New images of Jupiter show new storm moving at 350 mph

Jupiter and Europa 2020

Stunning photo reveals a new 'Great Red Spot' is forming on Jupiter

According to a NASA news release, Hubble captured the new image on August 25 when Jupiter was about 406 million miles away from the Earth.

This image shows a new storm soaring on Jupiter, giving scientists a fascinating snapshot of the gas giant's ever-changing weather.

A bright, white, stretched-out storm moving at 560 km per hour (348 mph) appeared at Jupiter's mid-northern latitudes on August 18, 2020. However, now the core of this storm appears to be darkening to a reddish hue.

"This single plume erupted on August 18, 2020 - and ground-based observers have discovered two more that appeared later at the same latitude".

The Hubble Space Telescope is a project of worldwide cooperation between ESA and NASA.

Hubble's August 25 observation timing was flawless to study Jupiter's latest storm system.

Hubble also captured a new multiwavelength observation in ultraviolet/visible/near-infrared light of Jupiter, which is giving astronomers an entirely new view of the giant planet. Conversely, the blue-hued areas represent the ultraviolet light being reflected off the planet.

Hubble Jupiter Different Colors
Hubble Captures Crisp New Image of Jupiter and Europa

"The traces behind the feathers are small, round features with complex "red, white and blue" colors in Hubble's ultraviolet, visible, and near-infrared images", NASA said in a material published with the image. The wind speed inside the slick exceeds 500 km / h. The differences in the aftermaths of Jupiter and Saturn storms may be related to the contrasting water abundances in their atmospheres, since water vapor may govern the massive amount of stored-up energy that can be released by these storm eruptions.

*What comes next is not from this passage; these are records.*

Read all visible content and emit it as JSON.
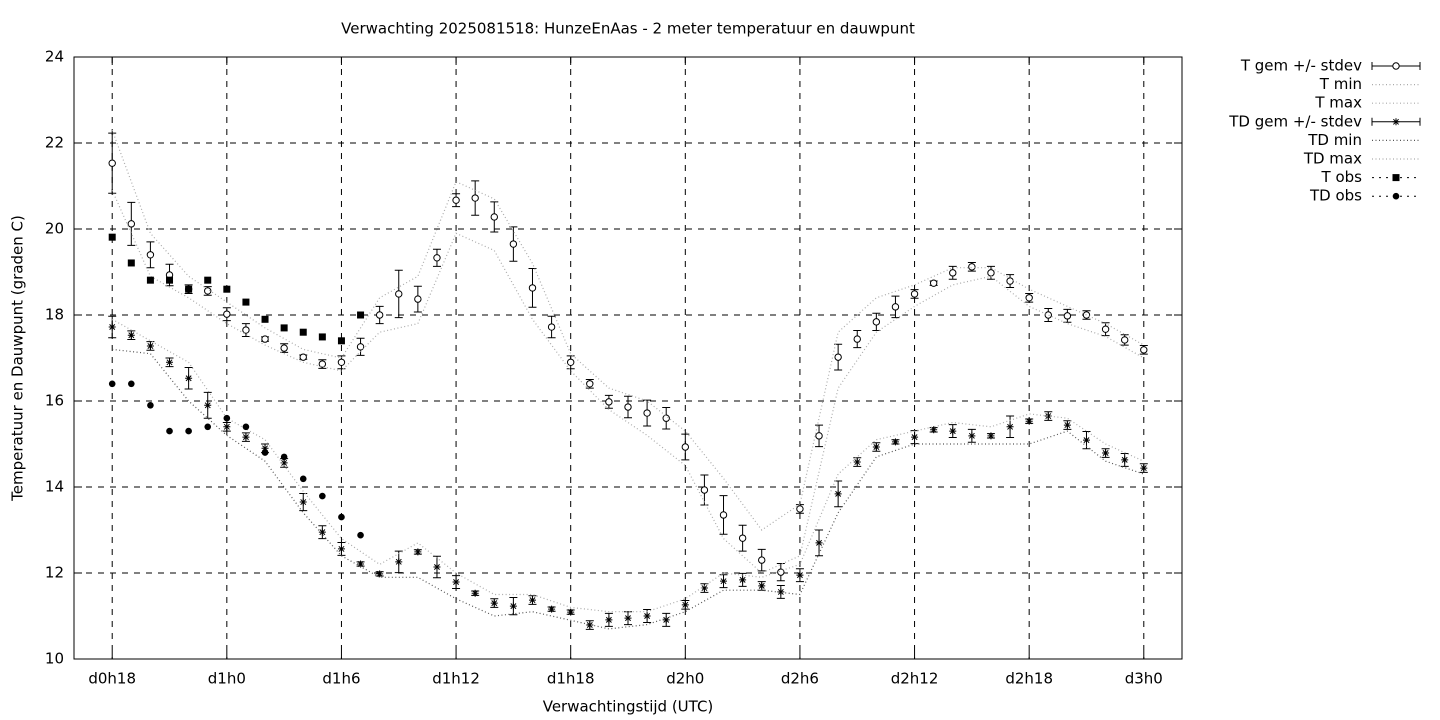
{
  "chart_data": {
    "type": "line",
    "title": "Verwachting 2025081518: HunzeEnAas - 2 meter temperatuur en dauwpunt",
    "x_label": "Verwachtingstijd (UTC)",
    "y_label": "Temperatuur en Dauwpunt (graden C)",
    "xlim": [
      16,
      74
    ],
    "ylim": [
      10,
      24
    ],
    "xticks": [
      {
        "value": 18,
        "label": "d0h18"
      },
      {
        "value": 24,
        "label": "d1h0"
      },
      {
        "value": 30,
        "label": "d1h6"
      },
      {
        "value": 36,
        "label": "d1h12"
      },
      {
        "value": 42,
        "label": "d1h18"
      },
      {
        "value": 48,
        "label": "d2h0"
      },
      {
        "value": 54,
        "label": "d2h6"
      },
      {
        "value": 60,
        "label": "d2h12"
      },
      {
        "value": 66,
        "label": "d2h18"
      },
      {
        "value": 72,
        "label": "d3h0"
      }
    ],
    "yticks": [
      10,
      12,
      14,
      16,
      18,
      20,
      22,
      24
    ],
    "grid": true,
    "legend": "outside-right",
    "series": [
      {
        "name": "T gem +/- stdev",
        "style": "errorbars",
        "marker": "circle",
        "color": "#000000",
        "x": [
          18,
          19,
          20,
          21,
          22,
          23,
          24,
          25,
          26,
          27,
          28,
          29,
          30,
          31,
          32,
          33,
          34,
          35,
          36,
          37,
          38,
          39,
          40,
          41,
          42,
          43,
          44,
          45,
          46,
          47,
          48,
          49,
          50,
          51,
          52,
          53,
          54,
          55,
          56,
          57,
          58,
          59,
          60,
          61,
          62,
          63,
          64,
          65,
          66,
          67,
          68,
          69,
          70,
          71,
          72
        ],
        "values": [
          21.53,
          20.12,
          19.4,
          18.93,
          18.6,
          18.56,
          18.02,
          17.65,
          17.44,
          17.23,
          17.02,
          16.86,
          16.9,
          17.26,
          18.0,
          18.49,
          18.37,
          19.33,
          20.67,
          20.72,
          20.28,
          19.65,
          18.63,
          17.72,
          16.9,
          16.4,
          15.98,
          15.86,
          15.72,
          15.6,
          14.93,
          13.93,
          13.35,
          12.81,
          12.3,
          12.02,
          13.49,
          15.19,
          17.02,
          17.44,
          17.84,
          18.19,
          18.49,
          18.74,
          18.98,
          19.12,
          18.98,
          18.79,
          18.4,
          18.0,
          17.98,
          18.0,
          17.67,
          17.42,
          17.19
        ],
        "errors": [
          0.7,
          0.5,
          0.3,
          0.25,
          0.1,
          0.1,
          0.15,
          0.15,
          0.05,
          0.1,
          0.05,
          0.1,
          0.15,
          0.2,
          0.2,
          0.55,
          0.3,
          0.2,
          0.15,
          0.4,
          0.35,
          0.4,
          0.45,
          0.25,
          0.15,
          0.1,
          0.15,
          0.25,
          0.3,
          0.25,
          0.3,
          0.35,
          0.45,
          0.3,
          0.25,
          0.2,
          0.1,
          0.25,
          0.3,
          0.2,
          0.2,
          0.25,
          0.1,
          0.05,
          0.15,
          0.1,
          0.15,
          0.15,
          0.1,
          0.15,
          0.15,
          0.1,
          0.15,
          0.12,
          0.1
        ]
      },
      {
        "name": "T min",
        "style": "dotted",
        "color": "#aaaaaa",
        "x": [
          18,
          20,
          22,
          24,
          26,
          28,
          30,
          32,
          34,
          36,
          38,
          40,
          42,
          44,
          46,
          48,
          50,
          52,
          54,
          56,
          58,
          60,
          62,
          64,
          66,
          68,
          70,
          72
        ],
        "values": [
          20.9,
          18.9,
          18.4,
          17.8,
          17.3,
          16.9,
          16.7,
          17.6,
          17.8,
          19.9,
          19.5,
          17.9,
          16.7,
          15.8,
          15.2,
          14.5,
          12.8,
          12.0,
          12.4,
          16.3,
          17.6,
          18.2,
          18.7,
          18.9,
          18.2,
          17.8,
          17.5,
          17.0
        ]
      },
      {
        "name": "T max",
        "style": "dotted",
        "color": "#aaaaaa",
        "x": [
          18,
          20,
          22,
          24,
          26,
          28,
          30,
          32,
          34,
          36,
          38,
          40,
          42,
          44,
          46,
          48,
          50,
          52,
          54,
          56,
          58,
          60,
          62,
          64,
          66,
          68,
          70,
          72
        ],
        "values": [
          22.3,
          19.9,
          18.9,
          18.3,
          17.7,
          17.2,
          17.0,
          18.4,
          18.9,
          21.1,
          20.7,
          19.2,
          17.1,
          16.3,
          16.0,
          15.3,
          14.2,
          13.0,
          13.6,
          17.6,
          18.4,
          18.7,
          19.1,
          19.1,
          18.6,
          18.2,
          17.8,
          17.3
        ]
      },
      {
        "name": "TD gem +/- stdev",
        "style": "errorbars",
        "marker": "star",
        "color": "#000000",
        "x": [
          18,
          19,
          20,
          21,
          22,
          23,
          24,
          25,
          26,
          27,
          28,
          29,
          30,
          31,
          32,
          33,
          34,
          35,
          36,
          37,
          38,
          39,
          40,
          41,
          42,
          43,
          44,
          45,
          46,
          47,
          48,
          49,
          50,
          51,
          52,
          53,
          54,
          55,
          56,
          57,
          58,
          59,
          60,
          61,
          62,
          63,
          64,
          65,
          66,
          67,
          68,
          69,
          70,
          71,
          72
        ],
        "values": [
          17.72,
          17.53,
          17.28,
          16.9,
          16.53,
          15.9,
          15.4,
          15.16,
          14.9,
          14.56,
          13.65,
          12.95,
          12.56,
          12.21,
          11.98,
          12.26,
          12.49,
          12.14,
          11.79,
          11.53,
          11.3,
          11.23,
          11.37,
          11.16,
          11.09,
          10.79,
          10.91,
          10.95,
          11.0,
          10.91,
          11.26,
          11.65,
          11.81,
          11.84,
          11.7,
          11.56,
          11.95,
          12.7,
          13.84,
          14.58,
          14.93,
          15.05,
          15.16,
          15.33,
          15.3,
          15.19,
          15.19,
          15.4,
          15.53,
          15.65,
          15.44,
          15.09,
          14.79,
          14.63,
          14.44
        ],
        "errors": [
          0.25,
          0.1,
          0.1,
          0.1,
          0.25,
          0.3,
          0.1,
          0.1,
          0.1,
          0.1,
          0.2,
          0.15,
          0.15,
          0.05,
          0.05,
          0.25,
          0.05,
          0.25,
          0.15,
          0.05,
          0.1,
          0.2,
          0.1,
          0.05,
          0.05,
          0.1,
          0.15,
          0.15,
          0.15,
          0.15,
          0.1,
          0.1,
          0.15,
          0.15,
          0.1,
          0.15,
          0.15,
          0.3,
          0.3,
          0.1,
          0.1,
          0.05,
          0.15,
          0.05,
          0.15,
          0.15,
          0.05,
          0.25,
          0.05,
          0.1,
          0.1,
          0.2,
          0.1,
          0.15,
          0.1
        ]
      },
      {
        "name": "TD min",
        "style": "dotted",
        "color": "#555555",
        "x": [
          18,
          20,
          22,
          24,
          26,
          28,
          30,
          32,
          34,
          36,
          38,
          40,
          42,
          44,
          46,
          48,
          50,
          52,
          54,
          56,
          58,
          60,
          62,
          64,
          66,
          68,
          70,
          72
        ],
        "values": [
          17.2,
          17.1,
          16.0,
          15.2,
          14.6,
          13.4,
          12.4,
          11.9,
          11.9,
          11.4,
          11.0,
          11.1,
          10.9,
          10.7,
          10.8,
          11.1,
          11.6,
          11.6,
          11.5,
          13.4,
          14.7,
          15.0,
          15.0,
          15.0,
          15.0,
          15.3,
          14.6,
          14.3
        ]
      },
      {
        "name": "TD max",
        "style": "dotted",
        "color": "#aaaaaa",
        "x": [
          18,
          20,
          22,
          24,
          26,
          28,
          30,
          32,
          34,
          36,
          38,
          40,
          42,
          44,
          46,
          48,
          50,
          52,
          54,
          56,
          58,
          60,
          62,
          64,
          66,
          68,
          70,
          72
        ],
        "values": [
          17.9,
          17.4,
          16.9,
          15.6,
          15.1,
          13.9,
          12.8,
          12.2,
          12.7,
          12.0,
          11.5,
          11.5,
          11.2,
          11.1,
          11.1,
          11.4,
          12.0,
          11.9,
          12.2,
          14.3,
          15.1,
          15.3,
          15.5,
          15.4,
          15.7,
          15.6,
          15.0,
          14.6
        ]
      },
      {
        "name": "T obs",
        "style": "points",
        "marker": "square",
        "color": "#000000",
        "x": [
          18,
          19,
          20,
          21,
          22,
          23,
          24,
          25,
          26,
          27,
          28,
          29,
          30,
          31
        ],
        "values": [
          19.81,
          19.21,
          18.81,
          18.81,
          18.6,
          18.81,
          18.6,
          18.3,
          17.9,
          17.7,
          17.6,
          17.49,
          17.4,
          18.0
        ]
      },
      {
        "name": "TD obs",
        "style": "points",
        "marker": "dot",
        "color": "#000000",
        "x": [
          18,
          19,
          20,
          21,
          22,
          23,
          24,
          25,
          26,
          27,
          28,
          29,
          30,
          31
        ],
        "values": [
          16.4,
          16.4,
          15.9,
          15.3,
          15.3,
          15.4,
          15.6,
          15.4,
          14.8,
          14.7,
          14.19,
          13.79,
          13.3,
          12.88
        ]
      }
    ]
  }
}
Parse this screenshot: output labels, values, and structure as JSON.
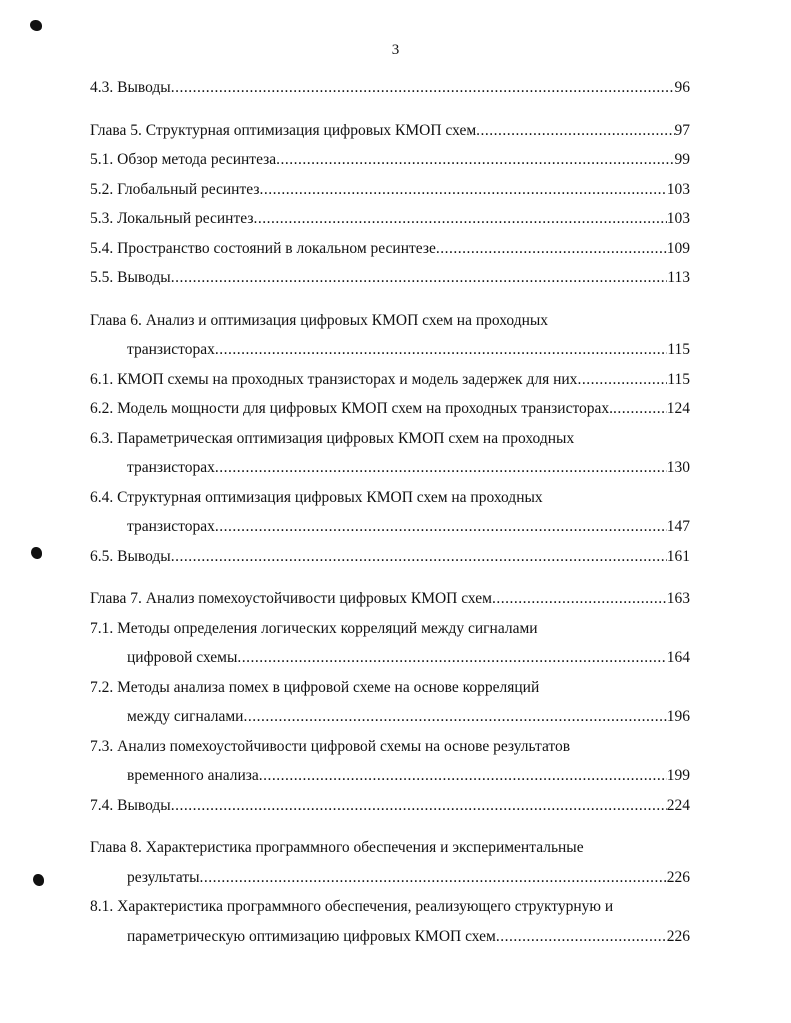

Jupiter's Giant Red Spot - the most powerful storm in the solar system - has a younger, less noticeable white-colored cousin that may be ready to turn red for a second time. The super-storm is still shrinking, as noted in telescopic observations dating back to 1930, but its rate of shrinkage appears to have slowed.

In the past few decades, the Great Red Spot appears to be shrinking, a mystery that has been baffling scientists, but still huge; Its width is now 15,800 kilometers (9,818 miles).

In the northern side of the equator, fierce mists could demonstrate the development of another whirling storm, while down south, a seemingly perpetual tempest just underneath and about a large portion of the size of the Great Red Spot is by all accounts gradually changing shading from white to red.

The image also featured the icy Europa to the left of Jupiter. This could hint that Red Spot on its way to reverting to a color more similar to that of its cousin. It is surrounded by orange hydrocarbon smog. The Oval BA, seen below the Giant Red Spot in the new image and often called Red Spot Jr by the scientists, also seems to have changed. Europa's global ice cube covers a buried sea that may hold the material for life. Since then, several missions have explored Jupiter and more are already in the works to study it further.

Jupiter has two more robotic missions now under development.